John Strickland Goodall (1908-1996) was a popular British artist of the twentieth century who, as well as illustrating for magazines such as the Radio Times and doing advertising work, created numerous wordless picturebooks. Many of these featured scenes from Victorian or Edwardian life, such as An Edwardian Summer (1976), An Edwardian Christmas (1977), The Edwardian Season (1979) and Victorians Abroad (1980). Goodall also created many popular fictional animal characters, such as Paddy Pork (a pig), Naughty Nancy (a mouse) and Shrewbettina (a shrew).

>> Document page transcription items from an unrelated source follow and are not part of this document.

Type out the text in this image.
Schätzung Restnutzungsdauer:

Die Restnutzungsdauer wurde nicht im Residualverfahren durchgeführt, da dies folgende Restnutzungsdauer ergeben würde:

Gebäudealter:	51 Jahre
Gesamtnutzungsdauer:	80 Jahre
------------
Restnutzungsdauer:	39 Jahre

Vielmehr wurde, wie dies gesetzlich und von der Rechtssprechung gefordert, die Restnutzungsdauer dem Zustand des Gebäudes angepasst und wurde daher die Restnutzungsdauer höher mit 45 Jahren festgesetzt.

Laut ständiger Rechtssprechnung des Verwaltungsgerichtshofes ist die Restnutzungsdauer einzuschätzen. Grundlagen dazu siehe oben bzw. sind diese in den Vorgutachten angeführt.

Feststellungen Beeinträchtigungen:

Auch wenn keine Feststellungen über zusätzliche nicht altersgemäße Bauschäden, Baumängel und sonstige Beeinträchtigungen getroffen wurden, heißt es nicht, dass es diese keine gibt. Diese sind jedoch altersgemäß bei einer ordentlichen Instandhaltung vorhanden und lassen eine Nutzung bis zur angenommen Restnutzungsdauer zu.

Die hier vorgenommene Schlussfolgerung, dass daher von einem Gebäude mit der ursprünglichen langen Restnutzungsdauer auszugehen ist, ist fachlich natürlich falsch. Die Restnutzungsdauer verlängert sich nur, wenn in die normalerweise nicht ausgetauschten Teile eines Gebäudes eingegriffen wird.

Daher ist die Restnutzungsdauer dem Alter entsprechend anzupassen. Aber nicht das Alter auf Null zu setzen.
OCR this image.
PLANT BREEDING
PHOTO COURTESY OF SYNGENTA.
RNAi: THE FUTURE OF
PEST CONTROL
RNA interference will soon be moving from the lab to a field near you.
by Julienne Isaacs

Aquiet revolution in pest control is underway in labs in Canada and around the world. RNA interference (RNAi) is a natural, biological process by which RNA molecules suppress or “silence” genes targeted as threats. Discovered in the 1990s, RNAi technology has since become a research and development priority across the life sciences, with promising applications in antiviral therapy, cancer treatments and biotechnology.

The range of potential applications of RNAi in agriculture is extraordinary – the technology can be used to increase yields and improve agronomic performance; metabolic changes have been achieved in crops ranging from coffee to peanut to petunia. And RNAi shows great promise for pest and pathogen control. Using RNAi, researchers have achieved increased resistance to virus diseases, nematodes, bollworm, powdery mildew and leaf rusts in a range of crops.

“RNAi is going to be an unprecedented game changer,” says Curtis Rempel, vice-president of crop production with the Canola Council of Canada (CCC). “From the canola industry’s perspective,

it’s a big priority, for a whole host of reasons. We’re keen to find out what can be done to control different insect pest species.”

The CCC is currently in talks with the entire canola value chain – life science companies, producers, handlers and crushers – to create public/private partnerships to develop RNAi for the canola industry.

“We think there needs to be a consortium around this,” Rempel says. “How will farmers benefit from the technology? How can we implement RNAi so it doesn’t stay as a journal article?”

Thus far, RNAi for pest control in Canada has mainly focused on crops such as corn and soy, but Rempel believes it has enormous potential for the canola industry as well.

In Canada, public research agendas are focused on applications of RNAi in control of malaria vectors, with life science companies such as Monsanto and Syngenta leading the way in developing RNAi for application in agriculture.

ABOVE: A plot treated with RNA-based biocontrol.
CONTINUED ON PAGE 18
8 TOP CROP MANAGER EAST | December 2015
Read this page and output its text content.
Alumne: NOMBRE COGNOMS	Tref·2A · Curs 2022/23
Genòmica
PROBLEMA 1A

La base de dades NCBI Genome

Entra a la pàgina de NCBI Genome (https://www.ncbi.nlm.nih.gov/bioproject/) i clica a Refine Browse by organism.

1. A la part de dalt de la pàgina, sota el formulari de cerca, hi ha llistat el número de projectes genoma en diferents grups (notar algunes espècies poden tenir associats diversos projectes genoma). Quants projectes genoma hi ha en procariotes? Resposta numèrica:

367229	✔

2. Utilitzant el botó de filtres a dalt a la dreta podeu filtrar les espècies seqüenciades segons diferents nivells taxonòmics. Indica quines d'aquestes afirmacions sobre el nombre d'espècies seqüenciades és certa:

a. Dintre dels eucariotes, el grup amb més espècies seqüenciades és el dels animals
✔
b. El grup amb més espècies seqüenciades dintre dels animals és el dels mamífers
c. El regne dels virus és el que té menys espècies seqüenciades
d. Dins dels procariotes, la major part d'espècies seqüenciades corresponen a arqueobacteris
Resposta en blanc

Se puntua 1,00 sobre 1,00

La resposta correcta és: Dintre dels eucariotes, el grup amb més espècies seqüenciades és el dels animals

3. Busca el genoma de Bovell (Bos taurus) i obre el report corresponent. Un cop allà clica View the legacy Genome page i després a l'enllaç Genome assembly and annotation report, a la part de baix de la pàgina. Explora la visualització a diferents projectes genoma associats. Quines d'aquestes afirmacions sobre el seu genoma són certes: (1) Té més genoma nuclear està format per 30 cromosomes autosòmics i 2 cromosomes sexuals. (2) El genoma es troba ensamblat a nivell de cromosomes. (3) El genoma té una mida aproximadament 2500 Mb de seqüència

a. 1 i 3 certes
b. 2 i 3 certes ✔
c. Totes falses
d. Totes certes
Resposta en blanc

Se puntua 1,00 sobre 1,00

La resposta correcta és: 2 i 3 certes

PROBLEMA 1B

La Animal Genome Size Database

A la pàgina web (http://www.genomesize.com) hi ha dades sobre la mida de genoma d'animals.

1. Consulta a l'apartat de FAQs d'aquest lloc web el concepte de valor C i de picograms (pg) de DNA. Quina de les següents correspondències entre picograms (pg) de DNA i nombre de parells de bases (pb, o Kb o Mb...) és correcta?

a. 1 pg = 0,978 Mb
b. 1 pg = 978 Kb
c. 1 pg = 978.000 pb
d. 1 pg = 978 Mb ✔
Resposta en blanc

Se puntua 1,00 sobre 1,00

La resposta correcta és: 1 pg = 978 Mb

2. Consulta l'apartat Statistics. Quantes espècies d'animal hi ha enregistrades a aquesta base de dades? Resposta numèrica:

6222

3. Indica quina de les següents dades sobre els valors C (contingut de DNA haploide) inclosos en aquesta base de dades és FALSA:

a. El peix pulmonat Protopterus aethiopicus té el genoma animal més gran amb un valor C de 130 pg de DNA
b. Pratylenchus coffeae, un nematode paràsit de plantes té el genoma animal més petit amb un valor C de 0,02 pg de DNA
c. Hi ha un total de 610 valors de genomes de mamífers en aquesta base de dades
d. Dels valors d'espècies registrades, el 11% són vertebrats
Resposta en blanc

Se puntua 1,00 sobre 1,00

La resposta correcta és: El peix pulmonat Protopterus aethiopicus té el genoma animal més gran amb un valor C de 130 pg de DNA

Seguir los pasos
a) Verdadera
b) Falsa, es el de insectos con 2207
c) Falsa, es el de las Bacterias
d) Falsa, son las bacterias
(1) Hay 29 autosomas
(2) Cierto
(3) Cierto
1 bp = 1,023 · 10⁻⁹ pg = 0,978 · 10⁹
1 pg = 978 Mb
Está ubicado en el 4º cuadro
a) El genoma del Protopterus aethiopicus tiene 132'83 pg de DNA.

The Story of a Farm is a factual title that shows the development of a farm from the Middle Ages to the late 1980s. It contains scenes of changing farming life, from herding swine to an Elizabethan farmyard, from a Georgian barn dance to a Regency hunt with hounds, from the Second World War land girls to an agricultural show of the 1960s. Each image is beautifully painted in soft watercolours and there is plenty of detail to pore over, with the people, animals and buildings all morphing and changing as the centuries pass. Alongside this change there is also a sense of continuity as the gently rolling green landscape expresses something timeless and quintessentially English. After all there have been people farming the land for hundreds of years.
The design of the book uses a technique Goodall particularly liked – that of alternating whole and half pages to show two versions of a similar scene. For instance in one sunny hay-making picture we see the farm hands hard at work, then we turn the mini half page to see them resting for their midday drink. In another we observe some dairymaids making butter; then, with a quick flip, the same women are preparing big round cheeses on a table. It is a little like a simple animation and helps bring a scene to life.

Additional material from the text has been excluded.